Rights to light – Ancient and modern

07 Jun 2012


Easements to light are one of the oldest property rights and the principles are very entrenched. However a spate of controversial cases over recent years and general feeling of panic among developers has encouraged the Law Commission to investigate:

“whether the law by which rights to light are acquired and enforced provides an appropriate balance between the important interests of landowners and the need to facilitate the appropriate development of land.”

This article provides a recap of the current law in relation to rights to light and touch upon some of the problems faced by developers and landowners alike.

Legal background

A right to light like other easements can be acquired by express grant or prescription. Most commonly a right to light is acquired by prescription. In order to establish a prescriptive right it is necessary to show the following:

  • Access to and use of light to a building
  • Actually enjoyed (albeit by the owner or tenants)
  • For 20 years (although 19 years will be sufficient in certain circumstances)

A right to light is enjoyed by a dominant tenement through an aperture which has a purpose of admitting light. Windows are clearly apertures and the fact that the windows have curtains or blinds or are in some way restricted will not prevent a right to light being acquired. Rights to light do not attach to gardens or open land.

The basic principle is that a right acquired relates to the amount of light required for the beneficial use of the building for any ordinary purpose: Carr-Saucders v Dick McNeil Associates Ltd [1986] 1 WLR 922 at 929.

If alterations to the windows render it impossible for the court to determine the extent to which light received by the old windows is received by the new, the easement is lost: Ankerson v Connelly [1906] 2 Ch 544 at 548, 549. The question for the court is whether the alteration extinguishes or interrupts the establishment of an easement.

“The measure of the enjoyment and the measure of the right are not the windows and apertures themselves, which would involve a continuing structural identity of the windows, but the size and position of the windows, which necessarily limit and define the amount of light which arrives ultimately for the house’s use”: Scott v Pape (1886) 31 Ch D 554 at 572.

A technical expert will use Waldram diagrams to assess the light coming into the relevant windows and compare the amount of light before the build and the amount after.


An action for interference with a right to light is an action in nuisance for an injunction and/or damages. There is no need for the building work to have started nor any need to show damage. The following points will be taken into account is assessing whether there has been an interference:

  • Is there sufficient light left? (Not how much has been taken);
  • The Claimants are entitled to such light as is sufficient for all reasonable purposes to which the building may be put;
  • Use of artificial light is irrelevant;
  • An injunction should prevail over damages save in extraordinary cases.

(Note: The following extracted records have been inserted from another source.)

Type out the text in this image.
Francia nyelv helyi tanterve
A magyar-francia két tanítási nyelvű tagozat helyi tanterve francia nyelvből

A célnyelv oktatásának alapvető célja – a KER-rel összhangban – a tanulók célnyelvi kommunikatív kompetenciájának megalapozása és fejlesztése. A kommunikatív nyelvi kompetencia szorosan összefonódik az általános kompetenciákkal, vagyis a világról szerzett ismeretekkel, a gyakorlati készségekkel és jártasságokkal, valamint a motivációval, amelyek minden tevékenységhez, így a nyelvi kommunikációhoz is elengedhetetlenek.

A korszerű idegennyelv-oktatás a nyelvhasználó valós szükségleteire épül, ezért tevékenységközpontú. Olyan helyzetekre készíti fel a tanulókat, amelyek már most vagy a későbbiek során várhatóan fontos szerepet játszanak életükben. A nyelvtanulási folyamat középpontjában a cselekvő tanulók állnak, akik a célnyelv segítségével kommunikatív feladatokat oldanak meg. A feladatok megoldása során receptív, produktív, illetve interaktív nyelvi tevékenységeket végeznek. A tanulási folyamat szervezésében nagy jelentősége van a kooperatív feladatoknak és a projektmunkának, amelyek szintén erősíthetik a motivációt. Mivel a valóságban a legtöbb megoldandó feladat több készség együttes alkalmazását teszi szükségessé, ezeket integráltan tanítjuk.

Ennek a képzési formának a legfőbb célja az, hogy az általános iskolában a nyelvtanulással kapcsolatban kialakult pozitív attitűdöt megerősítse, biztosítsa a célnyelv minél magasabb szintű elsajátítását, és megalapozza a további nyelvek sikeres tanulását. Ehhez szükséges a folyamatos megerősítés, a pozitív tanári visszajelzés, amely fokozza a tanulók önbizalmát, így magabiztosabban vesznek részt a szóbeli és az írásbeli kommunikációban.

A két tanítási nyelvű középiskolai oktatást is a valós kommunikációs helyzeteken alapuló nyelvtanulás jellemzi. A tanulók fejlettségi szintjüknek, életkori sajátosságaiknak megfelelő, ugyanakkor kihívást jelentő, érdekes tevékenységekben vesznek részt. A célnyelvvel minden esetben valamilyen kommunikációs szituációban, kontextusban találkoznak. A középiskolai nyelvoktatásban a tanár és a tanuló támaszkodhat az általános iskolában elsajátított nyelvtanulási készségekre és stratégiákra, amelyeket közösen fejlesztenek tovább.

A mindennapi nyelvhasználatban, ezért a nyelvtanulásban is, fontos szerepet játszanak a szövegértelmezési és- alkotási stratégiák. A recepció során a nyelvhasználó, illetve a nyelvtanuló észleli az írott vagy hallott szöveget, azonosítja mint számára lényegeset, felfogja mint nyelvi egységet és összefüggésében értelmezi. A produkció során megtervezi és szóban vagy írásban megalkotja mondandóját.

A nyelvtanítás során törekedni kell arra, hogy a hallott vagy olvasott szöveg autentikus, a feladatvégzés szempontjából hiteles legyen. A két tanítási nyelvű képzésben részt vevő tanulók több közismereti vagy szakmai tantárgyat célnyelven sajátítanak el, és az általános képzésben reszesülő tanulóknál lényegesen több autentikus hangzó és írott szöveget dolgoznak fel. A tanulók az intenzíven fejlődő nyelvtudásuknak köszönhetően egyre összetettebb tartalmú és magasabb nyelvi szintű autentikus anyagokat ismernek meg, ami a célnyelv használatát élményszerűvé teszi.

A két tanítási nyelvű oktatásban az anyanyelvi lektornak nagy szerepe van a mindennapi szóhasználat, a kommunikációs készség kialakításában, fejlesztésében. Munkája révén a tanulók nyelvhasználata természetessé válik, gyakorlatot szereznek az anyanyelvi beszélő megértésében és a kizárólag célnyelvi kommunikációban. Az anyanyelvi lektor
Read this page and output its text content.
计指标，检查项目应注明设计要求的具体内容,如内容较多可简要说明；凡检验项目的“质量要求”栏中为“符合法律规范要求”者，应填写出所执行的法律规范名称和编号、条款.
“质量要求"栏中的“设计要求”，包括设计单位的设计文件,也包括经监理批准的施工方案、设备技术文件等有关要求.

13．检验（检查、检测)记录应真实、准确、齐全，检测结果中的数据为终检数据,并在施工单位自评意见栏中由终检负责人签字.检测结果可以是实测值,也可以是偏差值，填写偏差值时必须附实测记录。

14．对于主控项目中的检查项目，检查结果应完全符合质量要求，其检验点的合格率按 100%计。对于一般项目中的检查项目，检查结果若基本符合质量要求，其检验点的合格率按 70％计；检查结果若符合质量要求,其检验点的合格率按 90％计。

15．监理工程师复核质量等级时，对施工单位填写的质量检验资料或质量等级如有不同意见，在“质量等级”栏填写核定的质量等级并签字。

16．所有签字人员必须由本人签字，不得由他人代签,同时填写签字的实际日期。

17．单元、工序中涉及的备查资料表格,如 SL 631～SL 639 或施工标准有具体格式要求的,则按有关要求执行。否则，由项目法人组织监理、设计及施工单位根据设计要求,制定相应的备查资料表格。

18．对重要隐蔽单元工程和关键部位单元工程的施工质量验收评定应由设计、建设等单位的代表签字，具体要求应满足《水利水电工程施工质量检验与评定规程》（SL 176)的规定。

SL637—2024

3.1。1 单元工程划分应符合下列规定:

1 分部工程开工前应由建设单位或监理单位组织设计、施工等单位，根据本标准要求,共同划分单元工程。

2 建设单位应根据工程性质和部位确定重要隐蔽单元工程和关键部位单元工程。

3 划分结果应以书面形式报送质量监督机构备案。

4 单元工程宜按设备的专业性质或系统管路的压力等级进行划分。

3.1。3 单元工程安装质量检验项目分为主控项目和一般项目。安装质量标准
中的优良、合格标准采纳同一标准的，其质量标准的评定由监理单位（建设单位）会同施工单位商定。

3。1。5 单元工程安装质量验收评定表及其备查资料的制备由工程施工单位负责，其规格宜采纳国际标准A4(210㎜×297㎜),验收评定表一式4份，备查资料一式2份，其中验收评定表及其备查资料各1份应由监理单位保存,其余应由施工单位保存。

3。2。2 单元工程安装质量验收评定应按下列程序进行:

HXR UK II (CHC) Ltd v Heaney [2010] EWHC 2245 (Ch) provides modern authority for the proposition that the courts will readily grant a mandatory injunction if an affected landowner has made his protests clear and the developers have carried on regardless. Mr Heaney had not yet issued the proceedings, the injunction was granted in response to the developer’s declaratory proceedings. The principles applicable to the decision whether to grant an injunction as opposed to damages, entrenched since Shefler v City of London Electric Lighting Co [1985] 1Ch 287 and recently confirmed by the Court of Appeal in Regan v Paul Properties Ltd [2006] EWCA 1319 at 36-37. It is also important to note that this case was compromised before appeal and it is unclear whether the same decision would have been upheld by the Court of Appeal.

In CIP Property (AIPT) Ltd v Transport for London [2012] EWHC 259 (Ch) (Ch D) Sir Andrew Morritt concluded a quia timet injunction should be refused as there was no planning consent, no current ownership, and merely a possible pre-emption right, which would only be exercisable if the current owners decided to sell; there was no immediate threat such that the claimant needed the protection of the court.


Horizontal space for development in England’s cities, most notably in London, is diminishing. The city sky line now contains Europe’s tallest building, the Shard, which is due to complete in a matter of weeks. It seems highly likely that this is simply the first of a number of tall buildings set to expand London upwards.  If the new buildings themselves block the light to the other new tall buildings (which have been there for less than 20 years), such as the Shard, it seems highly improbable that any easement will be available; there will not be the requisite period of interrupted use.

Nevertheless, the rights of those owners who have already acquired their easement could still seriously hamper development. Developers must take heed of the realistic chance that if they interfere with the land owners’ easement to light, they will face an injunction which could prevent the build or require parts of the building to be demolished. Sensible developers will ensure all potential claims are resolved before building works commence.

Landowners must be aware that the court will only grant injunctions to restrain development where that development is an immediate threat, not a theoretical possibility. Though, of course, this can be before works commence.

The Law Commission’s research was due to commence early 2012 and a consultation paper should be available in 2013.